Pero hay puntas para el debate. Una, que se cobre a un vecino para que no malgaste miles de litros por mes resulta lógico, si además se controla y se cobra según su uso a los enormes consumidores industriales y agropecuarios, si utilizan –como ocurre en muchos casos– fuentes de agua potabilizable. Otra, que el cobro medido sea para inducir al ahorro del recurso y no (como a veces parece suceder) como medio para facturar más.

Mientras, resulta una paradoja –o una estafa– si a la vez que se exige a los usuarios pagar por derroches del recurso, el Estado que lo administra y sus concesionarios no generan el mismo ahorro: ¿quién controla y sanciona las pérdidas en canales, acueductos y cañerías? ¿Quién garantiza que las agotables fuentes de agua no se contaminen¿ ¿Quién sanciona si eso ocurre? ¿Quién es responsable de que las regiones que “fabrican” el agua (en Córdoba son las Sierras) no reduzcan su cantidad y calidad por el deterioro de sus ecosistemas?

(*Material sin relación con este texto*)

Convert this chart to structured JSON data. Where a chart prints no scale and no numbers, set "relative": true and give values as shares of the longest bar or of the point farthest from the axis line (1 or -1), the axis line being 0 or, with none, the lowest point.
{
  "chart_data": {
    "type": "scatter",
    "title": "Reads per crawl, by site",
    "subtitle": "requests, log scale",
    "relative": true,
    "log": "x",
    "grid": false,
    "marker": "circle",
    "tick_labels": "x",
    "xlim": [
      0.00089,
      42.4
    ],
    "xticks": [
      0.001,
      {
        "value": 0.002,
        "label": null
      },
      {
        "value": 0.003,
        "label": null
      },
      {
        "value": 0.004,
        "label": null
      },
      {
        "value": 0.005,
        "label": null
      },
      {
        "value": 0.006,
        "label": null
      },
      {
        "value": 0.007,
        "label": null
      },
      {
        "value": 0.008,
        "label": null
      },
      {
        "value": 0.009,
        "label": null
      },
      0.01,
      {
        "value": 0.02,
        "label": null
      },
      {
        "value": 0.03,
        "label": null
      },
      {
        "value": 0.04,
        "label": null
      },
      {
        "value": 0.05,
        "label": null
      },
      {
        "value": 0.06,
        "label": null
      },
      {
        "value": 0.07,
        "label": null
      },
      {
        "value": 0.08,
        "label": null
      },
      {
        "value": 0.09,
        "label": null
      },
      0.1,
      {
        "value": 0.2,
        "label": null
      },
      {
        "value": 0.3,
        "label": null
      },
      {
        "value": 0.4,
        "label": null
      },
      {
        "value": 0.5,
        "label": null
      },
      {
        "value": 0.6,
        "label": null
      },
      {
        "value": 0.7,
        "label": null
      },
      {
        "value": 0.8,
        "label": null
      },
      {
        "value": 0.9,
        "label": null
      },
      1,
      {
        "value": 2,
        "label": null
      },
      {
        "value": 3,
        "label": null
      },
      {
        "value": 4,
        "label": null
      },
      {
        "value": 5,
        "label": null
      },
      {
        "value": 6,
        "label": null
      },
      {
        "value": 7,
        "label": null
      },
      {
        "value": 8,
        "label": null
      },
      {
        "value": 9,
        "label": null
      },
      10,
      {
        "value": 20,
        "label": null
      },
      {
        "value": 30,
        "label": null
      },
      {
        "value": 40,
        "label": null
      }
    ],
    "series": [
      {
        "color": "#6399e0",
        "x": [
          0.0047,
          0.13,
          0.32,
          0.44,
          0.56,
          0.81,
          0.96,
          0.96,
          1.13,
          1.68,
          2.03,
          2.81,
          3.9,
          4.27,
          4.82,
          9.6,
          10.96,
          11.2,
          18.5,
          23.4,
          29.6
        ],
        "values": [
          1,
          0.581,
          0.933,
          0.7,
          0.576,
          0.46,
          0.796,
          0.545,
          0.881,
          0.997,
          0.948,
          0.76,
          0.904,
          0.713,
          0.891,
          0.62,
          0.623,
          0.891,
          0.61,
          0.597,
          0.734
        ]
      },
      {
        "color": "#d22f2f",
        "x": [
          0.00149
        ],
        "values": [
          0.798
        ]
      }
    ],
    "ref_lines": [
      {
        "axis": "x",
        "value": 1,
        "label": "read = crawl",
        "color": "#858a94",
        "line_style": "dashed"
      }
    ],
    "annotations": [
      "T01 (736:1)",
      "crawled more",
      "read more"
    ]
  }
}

Si hay menos agua disponible, no será sólo porque la vecina derrocha, sino porque no se cuidan los ambientes que la generan, los ductos que la transportan y los usos no residenciales.

Queda otro punto, ligado al valor. En los últimos años, muchos municipios han sumado tasas que los vecinos pagan como adicionales con las facturas de agua. Es una táctica engañosa cargar tributos que deforman la tarifa de los servicios, a la que apelan municipios y Provincia para disfrazarlos ante los contribuyentes. A veces, eso encarece 20 o 30 por ciento la factura.

Un interrogante más: ¿no es hora de preguntarse si un bien tan esencial debe pagar el 21 por ciento de IVA? También con el agua potable recauda la Nación.